If we hadn't already dedicated codepoints to the first layer of surrogates, we could have had an alternative with unlimited coding range like UTF-8. If I were allowed to redefine 0xD800-0xDFFF, I'd change them from low and high surrogates to initial and extension surrogates, as such:
- 2-word initial surrogate: 0b1101110 + 9 bits of initial codepoint index (U+10000 through U+7FFFF)
- 3-word initial surrogate: 0b11011110 + 8 bits of initial codepoint index (U+80000 through U+FFFFFFF)
- 4-word initial surrogate: 0b110111110 + 7 bits of initial codepoint index (U+10000000 through U+1FFFFFFFFF)
- Extension surrogate: 0b110110 + 10 bits of additional codepoint index
U+80000 to U+10FFFF now take 6 bytes to encode instead of 4, but in exchange we now can encode U+110000 through U+FFFFFFF in the same size. We can even trudge on to 37-bit codepoints, if we decided to invent a surrogacy scheme for UTF-32[0] and also allow FE/FF to signal very long UTF-8 sequences as suggested in the original article. Suffice it to say this is a comically overbuilt system.
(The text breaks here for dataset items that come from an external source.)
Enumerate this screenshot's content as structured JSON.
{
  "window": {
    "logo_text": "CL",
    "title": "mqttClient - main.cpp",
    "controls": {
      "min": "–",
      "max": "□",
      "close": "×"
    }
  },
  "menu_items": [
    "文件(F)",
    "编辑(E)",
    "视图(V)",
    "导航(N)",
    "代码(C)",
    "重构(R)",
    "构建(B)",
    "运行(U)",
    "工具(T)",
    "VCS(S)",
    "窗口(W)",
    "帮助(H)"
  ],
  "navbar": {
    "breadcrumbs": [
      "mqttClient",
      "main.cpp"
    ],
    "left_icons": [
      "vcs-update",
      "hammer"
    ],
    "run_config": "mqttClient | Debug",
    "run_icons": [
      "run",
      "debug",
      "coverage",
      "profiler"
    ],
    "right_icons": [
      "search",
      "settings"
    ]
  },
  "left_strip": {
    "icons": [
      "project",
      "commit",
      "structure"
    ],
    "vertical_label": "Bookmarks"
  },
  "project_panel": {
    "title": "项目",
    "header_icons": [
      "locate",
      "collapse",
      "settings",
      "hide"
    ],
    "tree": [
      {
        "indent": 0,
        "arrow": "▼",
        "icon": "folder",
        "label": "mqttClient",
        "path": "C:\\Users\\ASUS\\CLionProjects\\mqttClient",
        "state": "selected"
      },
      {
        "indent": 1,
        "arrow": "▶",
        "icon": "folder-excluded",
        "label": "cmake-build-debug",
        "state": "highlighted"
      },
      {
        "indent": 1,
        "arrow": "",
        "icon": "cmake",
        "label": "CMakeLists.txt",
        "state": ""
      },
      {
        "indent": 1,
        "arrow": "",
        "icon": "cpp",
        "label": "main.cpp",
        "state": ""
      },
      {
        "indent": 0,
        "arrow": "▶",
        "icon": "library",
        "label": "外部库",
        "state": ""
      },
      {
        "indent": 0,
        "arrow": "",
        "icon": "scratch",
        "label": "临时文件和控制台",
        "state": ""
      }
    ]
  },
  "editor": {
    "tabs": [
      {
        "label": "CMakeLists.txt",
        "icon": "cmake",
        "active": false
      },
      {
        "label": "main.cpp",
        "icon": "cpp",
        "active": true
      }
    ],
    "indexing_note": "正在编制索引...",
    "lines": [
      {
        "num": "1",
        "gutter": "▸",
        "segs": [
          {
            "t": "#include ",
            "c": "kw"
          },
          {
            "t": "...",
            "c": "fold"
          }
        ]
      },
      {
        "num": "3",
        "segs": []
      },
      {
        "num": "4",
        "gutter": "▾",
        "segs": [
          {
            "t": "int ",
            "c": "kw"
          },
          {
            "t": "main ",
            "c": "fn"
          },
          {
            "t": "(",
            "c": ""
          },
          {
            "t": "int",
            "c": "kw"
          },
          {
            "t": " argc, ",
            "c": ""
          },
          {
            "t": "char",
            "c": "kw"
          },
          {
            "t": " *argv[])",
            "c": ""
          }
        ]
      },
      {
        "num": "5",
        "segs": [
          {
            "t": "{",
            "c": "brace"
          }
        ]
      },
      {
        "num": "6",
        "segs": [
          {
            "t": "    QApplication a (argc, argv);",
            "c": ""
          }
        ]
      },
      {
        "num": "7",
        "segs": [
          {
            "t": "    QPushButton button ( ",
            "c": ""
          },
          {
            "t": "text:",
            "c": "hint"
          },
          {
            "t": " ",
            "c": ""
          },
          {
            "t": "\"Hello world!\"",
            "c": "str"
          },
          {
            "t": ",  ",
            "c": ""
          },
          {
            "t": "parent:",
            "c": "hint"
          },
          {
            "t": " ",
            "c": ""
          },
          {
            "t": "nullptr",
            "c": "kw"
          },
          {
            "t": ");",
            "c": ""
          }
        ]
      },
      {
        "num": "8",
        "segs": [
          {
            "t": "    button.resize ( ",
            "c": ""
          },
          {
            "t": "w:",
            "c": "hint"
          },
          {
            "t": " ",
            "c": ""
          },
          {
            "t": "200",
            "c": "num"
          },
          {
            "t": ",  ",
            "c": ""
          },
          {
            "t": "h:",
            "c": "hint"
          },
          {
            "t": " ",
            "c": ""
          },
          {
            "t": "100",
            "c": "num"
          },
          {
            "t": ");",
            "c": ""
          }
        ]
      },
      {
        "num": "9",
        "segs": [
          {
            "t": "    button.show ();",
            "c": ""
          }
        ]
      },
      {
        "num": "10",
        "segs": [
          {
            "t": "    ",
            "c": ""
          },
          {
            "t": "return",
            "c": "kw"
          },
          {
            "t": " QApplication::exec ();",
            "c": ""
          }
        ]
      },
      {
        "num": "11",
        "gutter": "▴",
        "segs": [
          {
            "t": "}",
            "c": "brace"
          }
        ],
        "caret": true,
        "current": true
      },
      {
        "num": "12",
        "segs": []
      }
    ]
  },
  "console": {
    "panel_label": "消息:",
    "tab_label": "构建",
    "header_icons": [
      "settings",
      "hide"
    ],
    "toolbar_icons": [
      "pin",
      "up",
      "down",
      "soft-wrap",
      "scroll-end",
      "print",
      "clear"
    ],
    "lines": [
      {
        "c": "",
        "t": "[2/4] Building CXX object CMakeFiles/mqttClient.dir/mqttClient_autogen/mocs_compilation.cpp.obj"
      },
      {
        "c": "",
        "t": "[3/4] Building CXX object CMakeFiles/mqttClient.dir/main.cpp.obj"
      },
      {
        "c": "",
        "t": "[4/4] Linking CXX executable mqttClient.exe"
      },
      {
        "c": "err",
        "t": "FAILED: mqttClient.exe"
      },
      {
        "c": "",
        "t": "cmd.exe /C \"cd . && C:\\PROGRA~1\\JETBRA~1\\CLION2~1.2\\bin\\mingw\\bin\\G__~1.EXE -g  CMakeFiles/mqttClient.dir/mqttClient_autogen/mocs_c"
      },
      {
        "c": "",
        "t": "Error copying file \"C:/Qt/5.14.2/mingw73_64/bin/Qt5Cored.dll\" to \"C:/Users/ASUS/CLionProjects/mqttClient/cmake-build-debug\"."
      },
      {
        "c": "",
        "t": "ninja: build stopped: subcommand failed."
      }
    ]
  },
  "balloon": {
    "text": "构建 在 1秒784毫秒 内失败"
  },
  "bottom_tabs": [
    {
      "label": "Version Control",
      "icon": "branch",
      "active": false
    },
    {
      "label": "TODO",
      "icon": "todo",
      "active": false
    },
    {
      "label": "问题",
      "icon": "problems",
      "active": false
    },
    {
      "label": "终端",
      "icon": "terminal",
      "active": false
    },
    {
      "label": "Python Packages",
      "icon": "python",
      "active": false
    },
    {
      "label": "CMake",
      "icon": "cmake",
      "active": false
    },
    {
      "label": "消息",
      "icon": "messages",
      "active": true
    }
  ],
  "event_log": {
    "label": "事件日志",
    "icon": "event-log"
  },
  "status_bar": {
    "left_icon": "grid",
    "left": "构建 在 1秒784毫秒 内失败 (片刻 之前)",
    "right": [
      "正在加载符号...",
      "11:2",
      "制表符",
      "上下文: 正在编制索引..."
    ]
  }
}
Of course, the feasibility of this is also debatable. I just spent a good while explaining why we can't touch UTF-16 at all, right? Well, most of the stuff that is married to UTF-16 specifically ignores surrogates, treating it as headache for the application developer. In practice, mispaired surrogates never break things, that's why we had to invent WTF-8 to clean up after that mess.
You may have noticed that initial surrogates in my scheme occupy the coding space for low surrogates. Existing surrogates are supposed to be sent in the order high, low. So an initial, extension pair is actually the opposite surrogate order from what existing code expects. Unfortunately this isn't quite self-synchronizing in the world we currently live in. Deleting an initial surrogate will change the meaning of all following 2-word pairs to high/low pairs, unless you have some out of band way to signal that some text is encoded with initial / extension surrogates instead of high / low pairs. So I wouldn't recommend sending anything like this on the wire, and UTF-16 parsers would need to forbid mixed surrogacy ordering.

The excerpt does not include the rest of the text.